New investors could, in theory, buy the closed-end fund because its discount to NAV represents an arbitrage opportunity, but only if there is a path to close the discount.

“Right now, absent a redemption programme or, the elephant in the room: converting to an ETF, you are never going to realise that discount,” said Blue. Meanwhile “as other newer products draw more money out of the trust, there is the possibility of wider discounts”.

A redemption programme would involve Grayscale offering to cancel some shares, with exiting investors being paid at NAV.

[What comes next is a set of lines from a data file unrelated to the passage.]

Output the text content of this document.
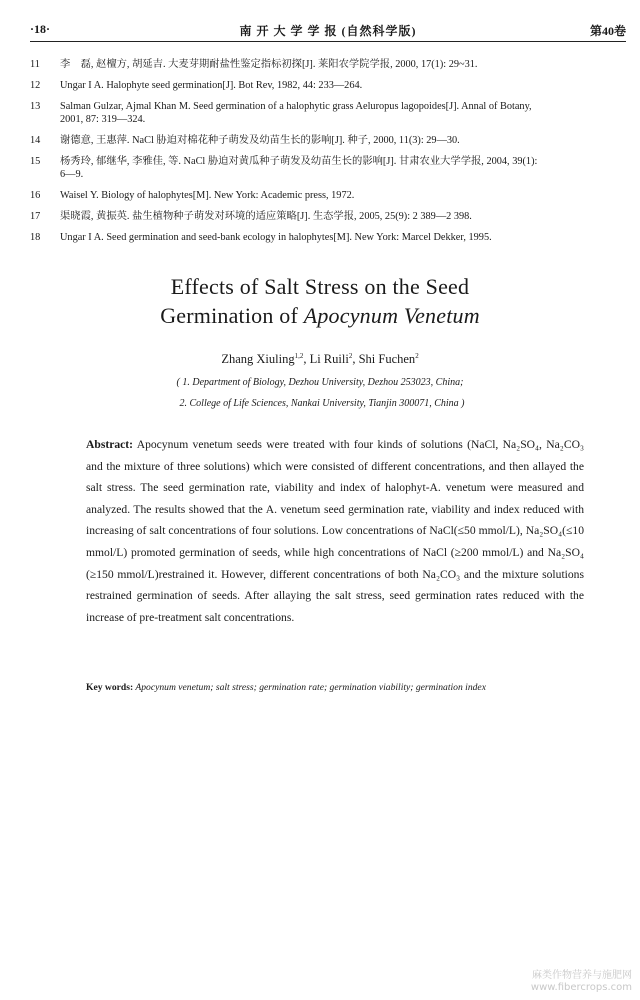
·18·	南 开 大 学 学 报 (自然科学版)	第40卷
11	李　磊, 赵檀方, 胡延吉. 大麦芽期耐盐性鉴定指标初探[J]. 莱阳农学院学报, 2000, 17(1): 29~31.
12	Ungar I A. Halophyte seed germination[J]. Bot Rev, 1982, 44: 233—264.
13	Salman Gulzar, Ajmal Khan M. Seed germination of a halophytic grass Aeluropus lagopoides[J]. Annal of Botany,
2001, 87: 319—324.
14	谢德意, 王惠萍. NaCl 胁迫对棉花种子萌发及幼苗生长的影响[J]. 种子, 2000, 11(3): 29—30.
15	杨秀玲, 郁继华, 李雅佳, 等. NaCl 胁迫对黄瓜种子萌发及幼苗生长的影响[J]. 甘肃农业大学学报, 2004, 39(1):
6—9.
16	Waisel Y. Biology of halophytes[M]. New York: Academic press, 1972.
17	渠晓霞, 黄振英. 盐生植物种子萌发对环境的适应策略[J]. 生态学报, 2005, 25(9): 2 389—2 398.
18	Ungar I A. Seed germination and seed-bank ecology in halophytes[M]. New York: Marcel Dekker, 1995.
Effects of Salt Stress on the Seed
Germination of Apocynum Venetum
Zhang Xiuling$^{1,2}$, Li Ruili$^2$, Shi Fuchen$^2$
( 1. Department of Biology, Dezhou University, Dezhou 253023, China;
2. College of Life Sciences, Nankai University, Tianjin 300071, China )
Abstract: Apocynum venetum seeds were treated with four kinds of solutions (NaCl, Na₂SO₄, Na₂CO₃ and the mixture of three solutions) which were consisted of different concentrations, and then allayed the salt stress. The seed germination rate, viability and index of halophyt-A. venetum were measured and analyzed. The results showed that the A. venetum seed germination rate, viability and index reduced with increasing of salt concentrations of four solutions. Low concentrations of NaCl(≤50 mmol/L), Na₂SO₄(≤10 mmol/L) promoted germination of seeds, while high concentrations of NaCl (≥200 mmol/L) and Na₂SO₄ (≥150 mmol/L)restrained it. However, different concentrations of both Na₂CO₃ and the mixture solutions restrained germination of seeds. After allaying the salt stress, seed germination rates reduced with the increase of pre-treatment salt concentrations.
Key words: Apocynum venetum; salt stress; germination rate; germination viability; germination index
麻类作物营养与施肥网
www.fibercrops.com
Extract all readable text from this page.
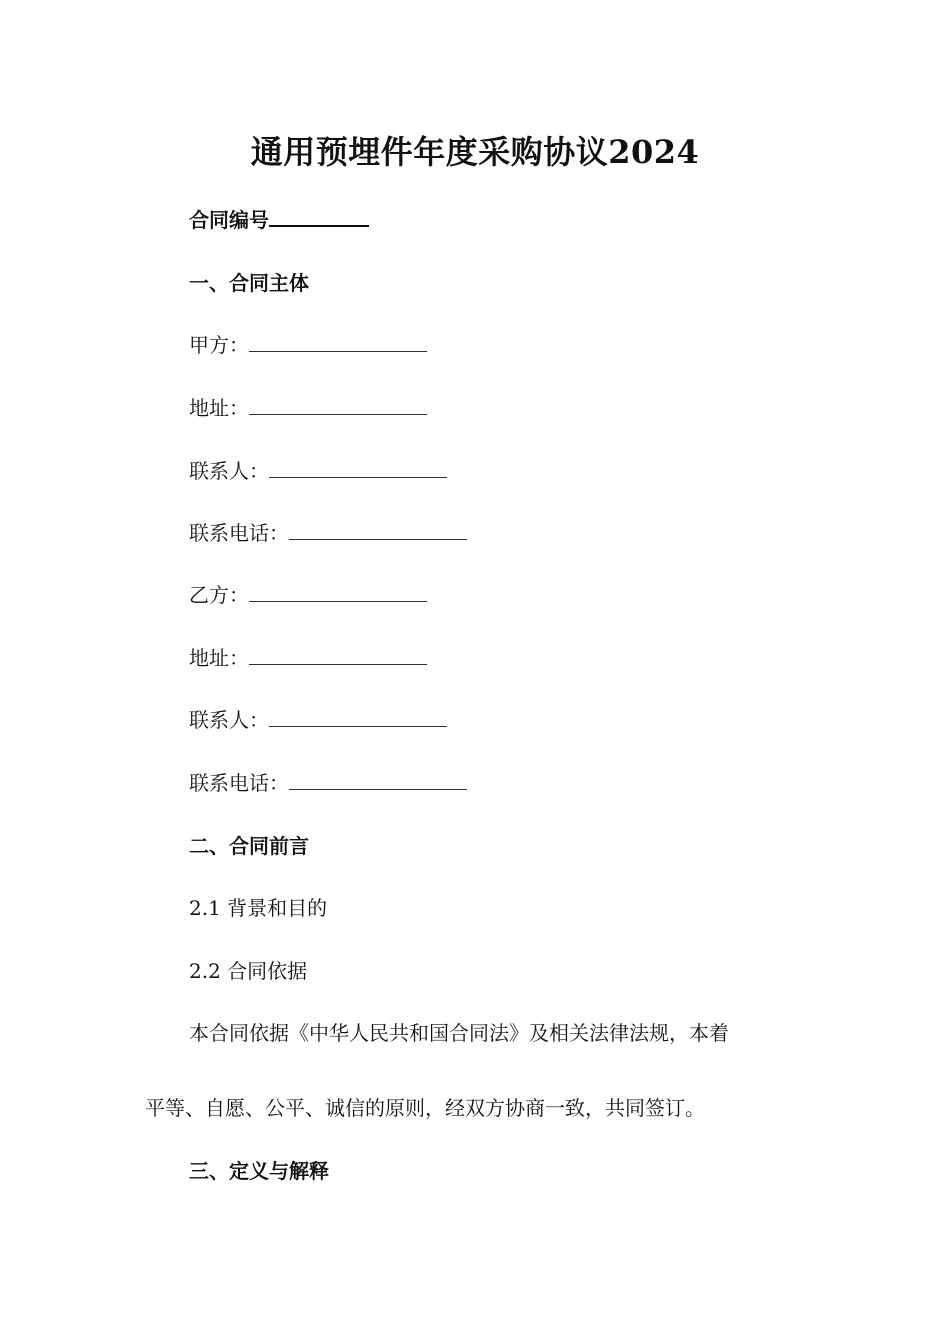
通用预埋件年度采购协议2024
合同编号
一、合同主体
甲方：
地址：
联系人：
联系电话：
乙方：
地址：
联系人：
联系电话：
二、合同前言
2.1 背景和目的
2.2 合同依据
本合同依据《中华人民共和国合同法》及相关法律法规，本着
平等、自愿、公平、诚信的原则，经双方协商一致，共同签订。
三、定义与解释
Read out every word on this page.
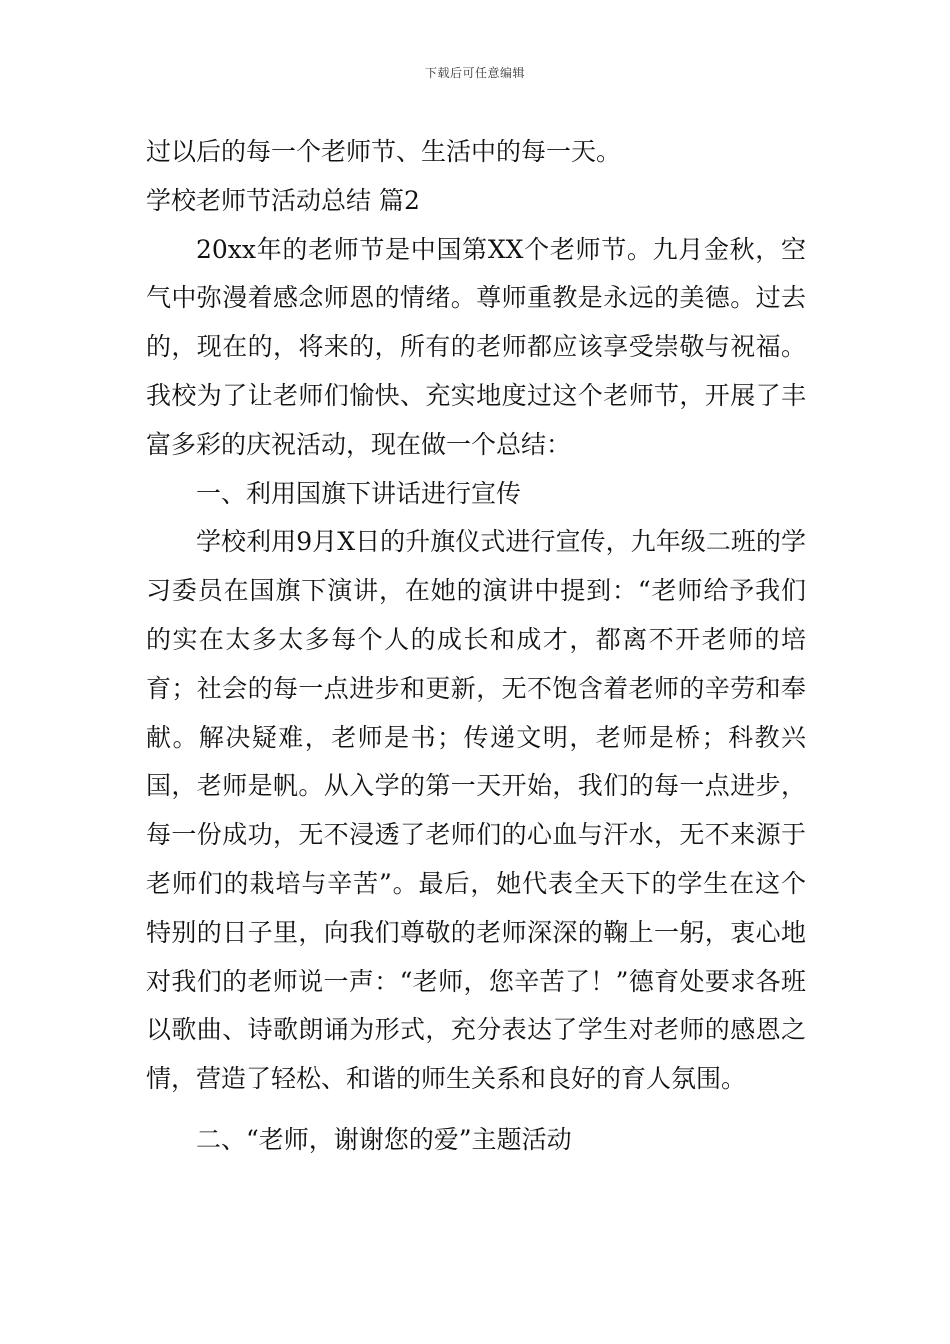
下载后可任意编辑

过以后的每一个老师节、生活中的每一天。

学校老师节活动总结 篇2

20xx年的老师节是中国第XX个老师节。九月金秋，空气中弥漫着感念师恩的情绪。尊师重教是永远的美德。过去的，现在的，将来的，所有的老师都应该享受崇敬与祝福。我校为了让老师们愉快、充实地度过这个老师节，开展了丰富多彩的庆祝活动，现在做一个总结：

一、利用国旗下讲话进行宣传

学校利用9月X日的升旗仪式进行宣传，九年级二班的学习委员在国旗下演讲，在她的演讲中提到：“老师给予我们的实在太多太多每个人的成长和成才，都离不开老师的培育；社会的每一点进步和更新，无不饱含着老师的辛劳和奉献。解决疑难，老师是书；传递文明，老师是桥；科教兴国，老师是帆。从入学的第一天开始，我们的每一点进步，每一份成功，无不浸透了老师们的心血与汗水，无不来源于老师们的栽培与辛苦”。最后，她代表全天下的学生在这个特别的日子里，向我们尊敬的老师深深的鞠上一躬，衷心地对我们的老师说一声：“老师，您辛苦了！”德育处要求各班以歌曲、诗歌朗诵为形式，充分表达了学生对老师的感恩之情，营造了轻松、和谐的师生关系和良好的育人氛围。

二、“老师，谢谢您的爱”主题活动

The downside for Grayscale is that it would mean a loss of assets, and therefore fee income. Its filings with the SEC say it “currently has no intention of seeking regulatory approval” to start one.

Converting GBTC into an ETF is Grayscale’s professed goal, and it has filed with the SEC to do so. But the SEC has so far shown no willingness to approve spot bitcoin ETFs.

Rosenbluth noted that “anyone who has held GBTC for a year or more is still likely to have made significant total returns”, given the soaring value of bitcoin.

Grayscale said the price at which GBTC trades at is “subject to market forces, a risk inherent in any publicly traded investment product,” and denied it had issued too many shares.

Grayscale argued that “the most efficient way to resolve any discrepancy between GBTC’s share price and the NAV,” would be for it to be able to convert into a spot ETF, something “the US investment community is eager for . . . is ready for and deserves”. 

In that eventuality “we would expect the redemption mechanism inherent in the ETF structure to remove any premium or discount on GBTC’s share price. With that frame of mind, the discount may represent a buying opportunity for opportunistic investors.”